The Pohlad family just pulled back from a potential $1.7 billion sale, choosing instead to add limited partners while keeping control, all against the backdrop of more than $400 million in debt, a $30 million payroll cut and local reporting that the front office still doesn’t have a clear long-term budget That is exactly the environment where controllable pitching can become currency.

Ryan just put up a true No. 2 season: 13–10, 3.42 ERA, 171 innings, 194 strikeouts, 1.04 WHIP and roughly 4.5 WAR in 2025. His fastball still plays thanks to a low release and carry, and Statcast sees a.290 wOBA and.289 xwOBA against, even with a double-digit barrel rate that leaves some home run risk baked in.

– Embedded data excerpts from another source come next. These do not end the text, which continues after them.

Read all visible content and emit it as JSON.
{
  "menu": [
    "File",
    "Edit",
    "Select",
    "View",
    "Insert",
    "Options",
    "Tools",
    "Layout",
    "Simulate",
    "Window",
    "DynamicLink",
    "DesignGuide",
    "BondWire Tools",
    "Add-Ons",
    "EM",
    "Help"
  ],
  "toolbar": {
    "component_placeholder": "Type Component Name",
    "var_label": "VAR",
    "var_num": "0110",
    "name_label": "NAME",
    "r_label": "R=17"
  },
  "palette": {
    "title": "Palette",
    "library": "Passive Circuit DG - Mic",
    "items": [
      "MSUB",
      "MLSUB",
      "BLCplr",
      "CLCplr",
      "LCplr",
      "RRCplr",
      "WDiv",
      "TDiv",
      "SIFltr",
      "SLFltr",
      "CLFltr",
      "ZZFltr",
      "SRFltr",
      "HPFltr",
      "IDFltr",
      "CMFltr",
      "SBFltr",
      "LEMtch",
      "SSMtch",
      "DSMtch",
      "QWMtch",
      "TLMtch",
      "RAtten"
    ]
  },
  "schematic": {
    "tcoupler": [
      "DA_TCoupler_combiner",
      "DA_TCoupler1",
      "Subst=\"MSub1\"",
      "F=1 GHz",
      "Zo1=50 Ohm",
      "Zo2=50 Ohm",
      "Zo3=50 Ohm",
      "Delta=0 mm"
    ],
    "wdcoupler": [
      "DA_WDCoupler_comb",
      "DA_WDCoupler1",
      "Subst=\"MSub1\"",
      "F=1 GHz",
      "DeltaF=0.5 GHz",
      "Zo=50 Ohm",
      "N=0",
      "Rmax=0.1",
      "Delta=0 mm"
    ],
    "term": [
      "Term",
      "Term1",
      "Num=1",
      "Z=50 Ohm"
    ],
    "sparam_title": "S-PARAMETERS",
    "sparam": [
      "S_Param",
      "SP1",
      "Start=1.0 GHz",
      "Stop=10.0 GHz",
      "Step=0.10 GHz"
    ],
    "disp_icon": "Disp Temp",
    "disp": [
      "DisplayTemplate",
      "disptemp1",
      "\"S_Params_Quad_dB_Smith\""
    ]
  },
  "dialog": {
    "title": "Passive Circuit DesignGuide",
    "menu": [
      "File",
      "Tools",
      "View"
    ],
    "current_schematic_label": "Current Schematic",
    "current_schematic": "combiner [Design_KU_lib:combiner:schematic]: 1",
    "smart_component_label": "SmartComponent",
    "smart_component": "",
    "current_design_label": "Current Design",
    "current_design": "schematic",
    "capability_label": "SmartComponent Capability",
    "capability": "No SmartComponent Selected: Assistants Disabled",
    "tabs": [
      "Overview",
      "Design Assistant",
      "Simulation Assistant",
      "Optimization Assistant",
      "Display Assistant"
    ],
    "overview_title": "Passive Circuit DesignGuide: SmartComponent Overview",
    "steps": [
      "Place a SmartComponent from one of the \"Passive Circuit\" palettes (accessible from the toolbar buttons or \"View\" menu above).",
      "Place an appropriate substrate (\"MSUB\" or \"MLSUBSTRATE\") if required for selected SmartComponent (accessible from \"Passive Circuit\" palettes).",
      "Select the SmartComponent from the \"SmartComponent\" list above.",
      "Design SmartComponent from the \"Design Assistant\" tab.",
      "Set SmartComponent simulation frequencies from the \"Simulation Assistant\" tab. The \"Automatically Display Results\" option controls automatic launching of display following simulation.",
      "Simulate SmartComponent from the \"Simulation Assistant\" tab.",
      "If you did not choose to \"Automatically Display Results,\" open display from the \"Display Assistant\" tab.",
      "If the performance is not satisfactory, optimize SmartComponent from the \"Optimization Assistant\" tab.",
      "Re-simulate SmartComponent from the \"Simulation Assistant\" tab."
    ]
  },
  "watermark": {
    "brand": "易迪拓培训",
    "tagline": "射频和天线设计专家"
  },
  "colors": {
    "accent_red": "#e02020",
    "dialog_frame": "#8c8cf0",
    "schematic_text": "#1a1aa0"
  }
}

 Financially, he’s a dream for buyers: he made $3 million in 2025 and is projected in the $5–6 million range for 2026 with two more arbitration years before free agency, according to Spotrac. That’s exactly the profile that lets Minnesota ask for at least one premium position-player headliner.

Lopez is the higher-risk, higher-certainty play. Shoulder and hamstring issues limited him to 14 starts, but he still delivered a 2.74 ERA, 75⅔ innings, 73 strikeouts and a 1.11 WHIP, worth about 2.1 WAR. His Statcast page still looks like a top-end starter: hard-hit rate in the mid-30s, average exit velocity under 89 mph, and a fastball/change/sinker mix that continues to miss barrels. 

According to Spotrac, he has two more seasons at $21.75 million per year on his extension. For a win-now club that misses out on Tarik Skubal or Freddy Peralta, he’s the cleanest pivot.

Put together, Ryan and Lopez give the Twins two different doors: trade the cheaper, healthier, long-control arm for a franchise-changing haul, or move the more expensive, slightly dented veteran for multiple pieces while keeping an ace in-house.

Most logical landing spots for Ryan include the Red Sox, Mets, Orioles, Rangers, Giants and Astros. The Mets, Orioles, Giants, Astros and Padres for Lopez.

If Minnesota arrives in Orlando ready to do business, the entire pitching market resets around whatever they decide these two are worth.